Anthony Weiner and his wife, top Clinton aide Huma Abedin, agreed to allow documentary filmmakers full access to Weiner's mayoral campaign in 2013, unaware of the storm that lay ahead. In an exclusive first look before its Sundance debut, The New York Times says that the resulting film, Weiner, does not hold back on the juicy details of the scandal that followed.
In one described scene, Weiner races through the back halls of a McDonald's to avoid running into the woman he "sext" messaged; in another, Abedin tells her husband "with a hint of disgust" that she dislikes his pants. Other scenes are more telling:
Just after the news broke that Mr.

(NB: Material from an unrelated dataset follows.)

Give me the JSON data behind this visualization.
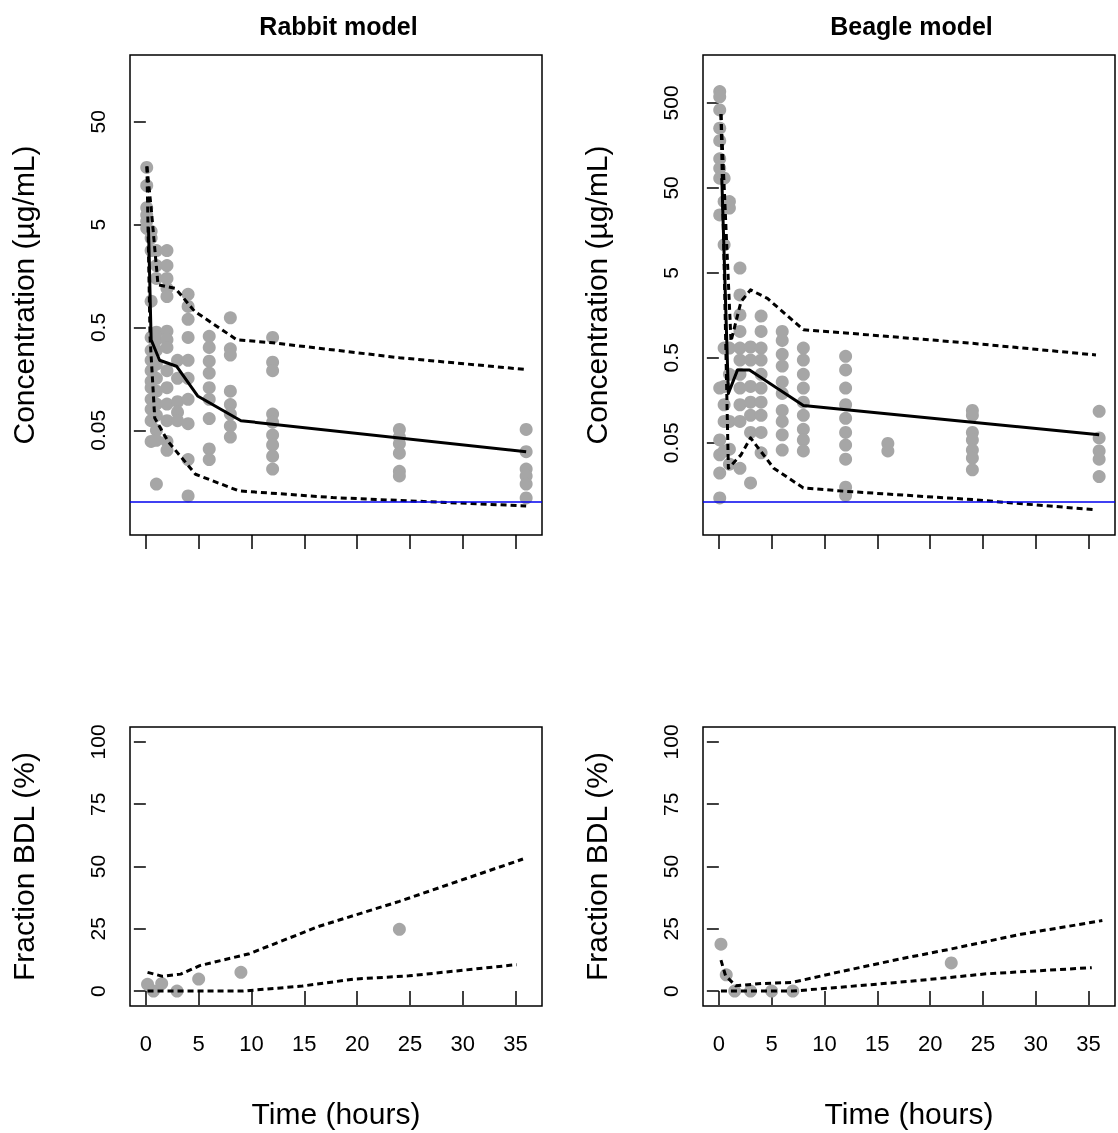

Weiner had exchanged lewd messages with women online using the pseudonym Carlos Danger, Ms. Abedin maintained a steely calm.
When a young campaign staff member, on the verge of tears over the revelations, prepared to leave the couple's Park Avenue apartment, Ms. Abedin offered some advice. "Just a quick optics thing?" she said to the woman. "I assume those photographers are still outside. So, you will look happy?" The staff member agreed. [The New York Times]
The film arrives at an awkward time for Abedin and, more largely, Hillary Clinton — both of who have weathered the public humiliation that comes with a husband's sex scandal. Clinton in particular has faced recent criticism from the likes of Donald Trump, who has skewered her for a "terrible record of women abuse." Weiner notably is due out in theaters May 20, with a Showtime television premiere just weeks before the general election.
Abedin and Weiner have been refused a viewing of the film, despite repeated pleas.